Dans le cas où aucuns travaux ne sont menés, l’expropriation peut intervenir avant même que les dommages à l’immeuble ne soient irréversibles. Cette procédure concernera les propriétaires de logements frappés par au moins deux arrêtés de péril ou d’insalubrité au cours des dix dernières années lorsque les prescriptions de ces arrêtés n’ont pas été totalement exécutées.
La loi Alur de 2014 avait également introduit une expérimentation avec la possibilité d’exproprier les seules parties communes d’un immeuble en état de carence. Cette expérimentation est prolongée de dix ans.
Une meilleure information
La nouvelle loi renforce l’information des copropriétaires sur l’état de la copropriété. Le syndic est ainsi tenu d’informer les copropriétaires et les occupants sur l’existence d’une procédure d’insalubrité. Le fonctionnement est aussi fluidifié avec la numérisation des notifications et mises en demeure transmises par le syndic. La loi facilite aussi le vote en assemblée générale pour les travaux de rénovation énergétique.
Plusieurs informations sont également ajoutées au registre national des copropriétés : sur la situation financière de la copropriété, sur les caractéristiques techniques de l’immeuble issues des diagnostics obligatoires, sur les refus d’autorisation préalable de mise en location…
Bail à réhabilitation
L’expérimentation est prévue pour cinq ans. Avec l’autorisation des préfets, les propriétaires sous le coup d’un d’arrêté de mise en sécurité ou de traitement de l’insalubrité, pourront conclure un « bail à réhabilitation ». Avec cette procédure, le preneur (qui peut être une collectivité territoriale) récupère le logement pour un temps déterminé afin de réaliser des travaux de remise en état, avec possibilité ensuite de le louer à des locataires.
Sanctions renforcées pour les marchands de sommeil
Les sanctions sont renforcées à l’encontre des marchands de sommeil : jusqu’à sept ans d’emprisonnement et 200.000 euros d’amende, en cas de circonstances aggravantes. L’interdiction d’acheter des biens pour les marchands de sommeil est également allongée, portée à 15 ans (contre 10 aujourd’hui).

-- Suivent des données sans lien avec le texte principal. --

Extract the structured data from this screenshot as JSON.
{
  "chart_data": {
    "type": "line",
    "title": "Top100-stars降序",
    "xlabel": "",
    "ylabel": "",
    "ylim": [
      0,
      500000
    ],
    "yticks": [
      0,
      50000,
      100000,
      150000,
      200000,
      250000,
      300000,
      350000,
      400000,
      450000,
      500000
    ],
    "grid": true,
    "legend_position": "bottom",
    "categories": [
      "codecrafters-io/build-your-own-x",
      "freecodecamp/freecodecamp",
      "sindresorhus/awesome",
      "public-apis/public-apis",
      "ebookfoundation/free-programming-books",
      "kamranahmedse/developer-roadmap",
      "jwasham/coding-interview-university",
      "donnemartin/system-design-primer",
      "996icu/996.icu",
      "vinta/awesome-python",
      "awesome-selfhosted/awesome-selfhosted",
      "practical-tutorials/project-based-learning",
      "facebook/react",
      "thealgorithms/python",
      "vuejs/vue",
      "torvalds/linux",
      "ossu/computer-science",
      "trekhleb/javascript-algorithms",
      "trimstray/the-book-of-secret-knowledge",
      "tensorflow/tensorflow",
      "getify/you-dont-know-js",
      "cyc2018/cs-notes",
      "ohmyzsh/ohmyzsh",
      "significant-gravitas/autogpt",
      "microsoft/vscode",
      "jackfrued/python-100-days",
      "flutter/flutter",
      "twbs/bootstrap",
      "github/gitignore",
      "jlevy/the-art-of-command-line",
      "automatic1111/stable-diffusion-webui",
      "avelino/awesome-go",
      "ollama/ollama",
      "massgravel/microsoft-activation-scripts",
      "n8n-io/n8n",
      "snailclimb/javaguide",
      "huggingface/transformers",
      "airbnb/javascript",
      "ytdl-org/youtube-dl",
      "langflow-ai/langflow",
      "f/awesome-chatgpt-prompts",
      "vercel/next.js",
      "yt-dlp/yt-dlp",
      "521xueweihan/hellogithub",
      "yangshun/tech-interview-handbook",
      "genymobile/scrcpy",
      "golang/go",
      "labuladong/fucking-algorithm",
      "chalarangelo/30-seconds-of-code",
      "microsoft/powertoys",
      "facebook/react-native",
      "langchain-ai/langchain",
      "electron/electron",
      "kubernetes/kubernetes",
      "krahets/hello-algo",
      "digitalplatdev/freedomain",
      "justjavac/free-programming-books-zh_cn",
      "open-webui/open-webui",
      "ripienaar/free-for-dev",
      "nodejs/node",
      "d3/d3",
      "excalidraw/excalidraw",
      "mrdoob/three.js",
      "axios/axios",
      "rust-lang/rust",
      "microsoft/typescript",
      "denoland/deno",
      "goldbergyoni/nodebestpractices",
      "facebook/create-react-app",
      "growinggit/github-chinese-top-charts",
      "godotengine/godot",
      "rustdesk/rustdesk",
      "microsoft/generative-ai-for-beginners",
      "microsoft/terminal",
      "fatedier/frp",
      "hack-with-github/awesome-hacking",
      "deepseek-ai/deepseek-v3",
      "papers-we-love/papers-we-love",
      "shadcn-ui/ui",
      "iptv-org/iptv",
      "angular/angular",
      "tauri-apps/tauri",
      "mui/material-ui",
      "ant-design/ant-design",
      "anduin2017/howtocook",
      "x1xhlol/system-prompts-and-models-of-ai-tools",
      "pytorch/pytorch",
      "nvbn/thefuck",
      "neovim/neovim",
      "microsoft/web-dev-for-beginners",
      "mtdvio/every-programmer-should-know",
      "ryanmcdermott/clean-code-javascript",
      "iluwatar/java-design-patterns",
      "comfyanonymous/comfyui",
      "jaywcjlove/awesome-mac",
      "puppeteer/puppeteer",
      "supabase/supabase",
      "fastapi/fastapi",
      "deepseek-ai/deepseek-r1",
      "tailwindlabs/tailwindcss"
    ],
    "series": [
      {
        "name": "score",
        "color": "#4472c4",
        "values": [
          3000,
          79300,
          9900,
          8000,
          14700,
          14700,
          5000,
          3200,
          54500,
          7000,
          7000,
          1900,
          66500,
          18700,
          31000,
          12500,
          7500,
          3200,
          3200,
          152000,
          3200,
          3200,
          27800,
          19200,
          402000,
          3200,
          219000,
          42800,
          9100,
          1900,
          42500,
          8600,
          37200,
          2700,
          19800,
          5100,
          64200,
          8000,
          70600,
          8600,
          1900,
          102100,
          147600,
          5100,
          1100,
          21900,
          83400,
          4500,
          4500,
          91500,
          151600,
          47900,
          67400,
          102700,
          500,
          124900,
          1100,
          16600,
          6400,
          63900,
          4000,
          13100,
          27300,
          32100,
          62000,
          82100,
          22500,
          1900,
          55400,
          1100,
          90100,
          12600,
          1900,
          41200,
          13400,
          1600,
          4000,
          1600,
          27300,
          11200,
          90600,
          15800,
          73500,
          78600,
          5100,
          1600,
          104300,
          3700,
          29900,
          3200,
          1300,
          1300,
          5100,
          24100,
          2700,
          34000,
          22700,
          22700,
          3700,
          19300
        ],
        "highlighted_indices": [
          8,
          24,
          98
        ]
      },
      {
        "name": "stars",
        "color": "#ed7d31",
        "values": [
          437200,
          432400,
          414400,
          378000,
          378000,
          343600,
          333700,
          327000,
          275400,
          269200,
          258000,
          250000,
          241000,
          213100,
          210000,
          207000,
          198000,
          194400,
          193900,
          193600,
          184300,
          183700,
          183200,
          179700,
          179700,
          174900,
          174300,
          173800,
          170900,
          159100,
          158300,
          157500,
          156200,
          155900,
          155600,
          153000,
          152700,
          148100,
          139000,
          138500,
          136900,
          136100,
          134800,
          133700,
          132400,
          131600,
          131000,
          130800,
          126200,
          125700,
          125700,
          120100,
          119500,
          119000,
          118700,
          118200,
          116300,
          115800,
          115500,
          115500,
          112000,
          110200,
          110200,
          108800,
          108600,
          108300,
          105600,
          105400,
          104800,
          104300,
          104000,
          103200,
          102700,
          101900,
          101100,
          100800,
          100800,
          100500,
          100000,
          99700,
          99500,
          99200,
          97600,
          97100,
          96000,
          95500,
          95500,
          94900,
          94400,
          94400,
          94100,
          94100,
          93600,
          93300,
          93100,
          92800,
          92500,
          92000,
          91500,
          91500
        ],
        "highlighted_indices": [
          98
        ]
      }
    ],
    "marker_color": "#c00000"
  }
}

De même, les sanctions sont durcies pour le bailleur qui refuse d’établir un bail et de délivrer un reçu ou quittance de loyer : jusqu’à un an d’emprisonnement et 20.000 euros d’amende.
Dispositif Denormandie étendu jusque 2027
Dans certaines zones, les particuliers bénéficient d’une réduction d’impôt lorsqu’ils achètent un logement à rénover avant de le mettre en location. C’est le dispositif Denormandie, en place depuis 2019. L’aide fiscale ne s’adressait qu’aux biens achetés jusque fin 2026; la loi accorde un an supplémentaire, jusque fin 2027.